Growth in the electric vehicles (EVs) market has led to increasing interest and demand for materials, such as manganese, used in the production of EV rechargeable batteries.
This increased interest has also led to EV manufacturers aiming to diversify their battery material suppliers, owing to a need for sustainability and to ensure that manufacturers have a steady supply of materials.
Therefore, along with mining opportunities, there is also an uptick in opportunities for in-country beneficiation.
Southern Africa is one of the most dominant producers of higher-grade manganese ore, which largely feeds the steel sector, particularly in Asia.
Currently, a small proportion – less than 1% – of manganese is processed into high-purity manganese sulfate, which is a precursor material used in the production of lithium-ion battery cathodes, which, in turn, are used in rechargeable EV batteries.
Battery metal development company Giyani Metals business development VP George Donne explains that large automotive companies are making a concerted shift towards manufacturing EVs, owing to increasing regulations aimed at reducing internal combustion engine vehicles produced worldwide.
Consequently, gigafactories – large facilities that build lithium-ion rechargeable batteries for the EV market – have increased.
Gigafactories require large amounts of raw materials, such as high-purity metal salts, which include nickel sulfate, cobalt and lithium, with high-purity manganese sulfate a critical element of the battery.
Hence, the battery manganese sector will grow, owing to its fundamental role in the move towards EVs, says Donne.
He explains that there is currently no shortage of manganese, with about 20-million tonnes produced globally.
However, very few resources are being focused on processing ore into a battery-grade material. Currently, manganese for the battery sector accounts for about 50 000 t of the global production, with China having most of the processing capacity for battery-grade material.
Owing to renewed emphasis on factors such as effective risk management and increased minerals traceability, EV producers are expected to move towards diversifying their supply chains by accessing high-purity manganese sulfate from producers outside China.
Donne explains that, as large amounts of ore are traded from Africa, and domestically within China, it can be difficult to trace the source of the minerals. This becomes challenging because EV manufacturers are concerned with increasingly common regulations stipulating due diligence practices, responsible sourcing and sustainability for their processes and products.
Therefore, by locating beneficiation facilities in-country and close to the orebody, as Gyani Metals is doing with its projects in Botswana, companies can provide full traceability records for customers.
Donne adds that the Covid-19 pandemic and its resulting lockdowns have highlighted that the beneficiation of much-needed materials has become centralised within China.
Donne notes that 90% to 100% of the world’s processing capacity of the two key battery components, graphite and manganese, is in China.
The impact of various lockdowns in Shanghai and other Chinese export facilities significantly disrupted the global supply of many products, including battery precursors.
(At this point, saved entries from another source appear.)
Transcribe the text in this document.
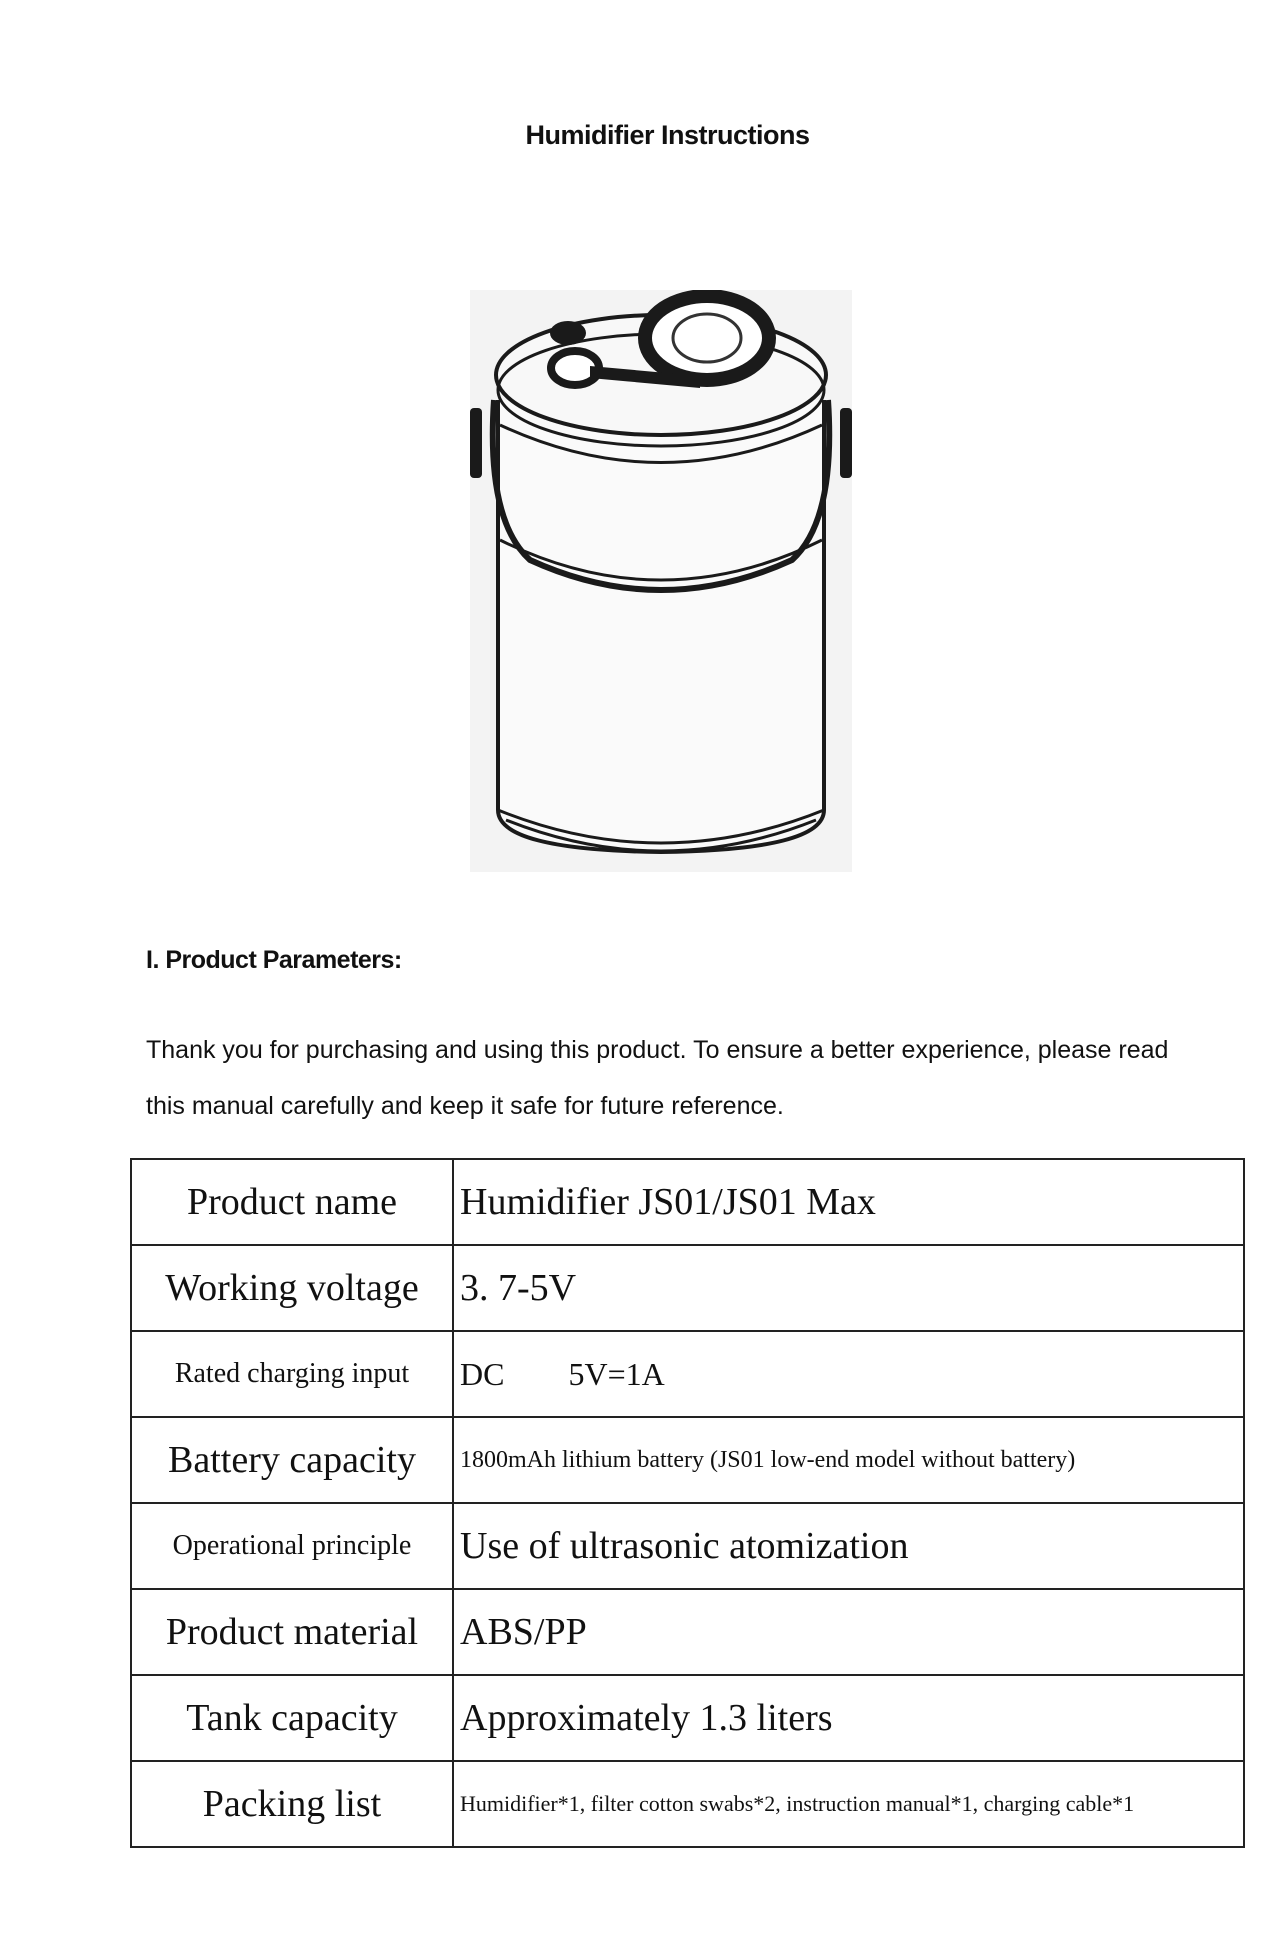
Humidifier Instructions
I. Product Parameters:
Thank you for purchasing and using this product. To ensure a better experience, please read
this manual carefully and keep it safe for future reference.
Product name	Humidifier JS01/JS01 Max
Working voltage	3. 7-5V
Rated charging input	DC        5V=1A
Battery capacity	1800mAh lithium battery (JS01 low-end model without battery)
Operational principle	Use of ultrasonic atomization
Product material	ABS/PP
Tank capacity	Approximately 1.3 liters
Packing list	Humidifier*1, filter cotton swabs*2, instruction manual*1, charging cable*1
While the battery industry is relatively small and nascent, once the EV industry starts to require more battery minerals, such disruptions or delays will have a significant impact on the industry, adds Donne.
He stresses the need for a diversified supply chain by citing the global shortage of microchips – which occurred as a result of Chinese producers dominating the market in terms of microchip manufacture and, therefore, having the majority of the processed materials needed to produce chips.
The EV industry is still developing and, consequently, there is no clear concept yet of what wider consumption of the minerals required for batteries will entail, although in-country beneficiation presents a significant opportunity, Donne concludes.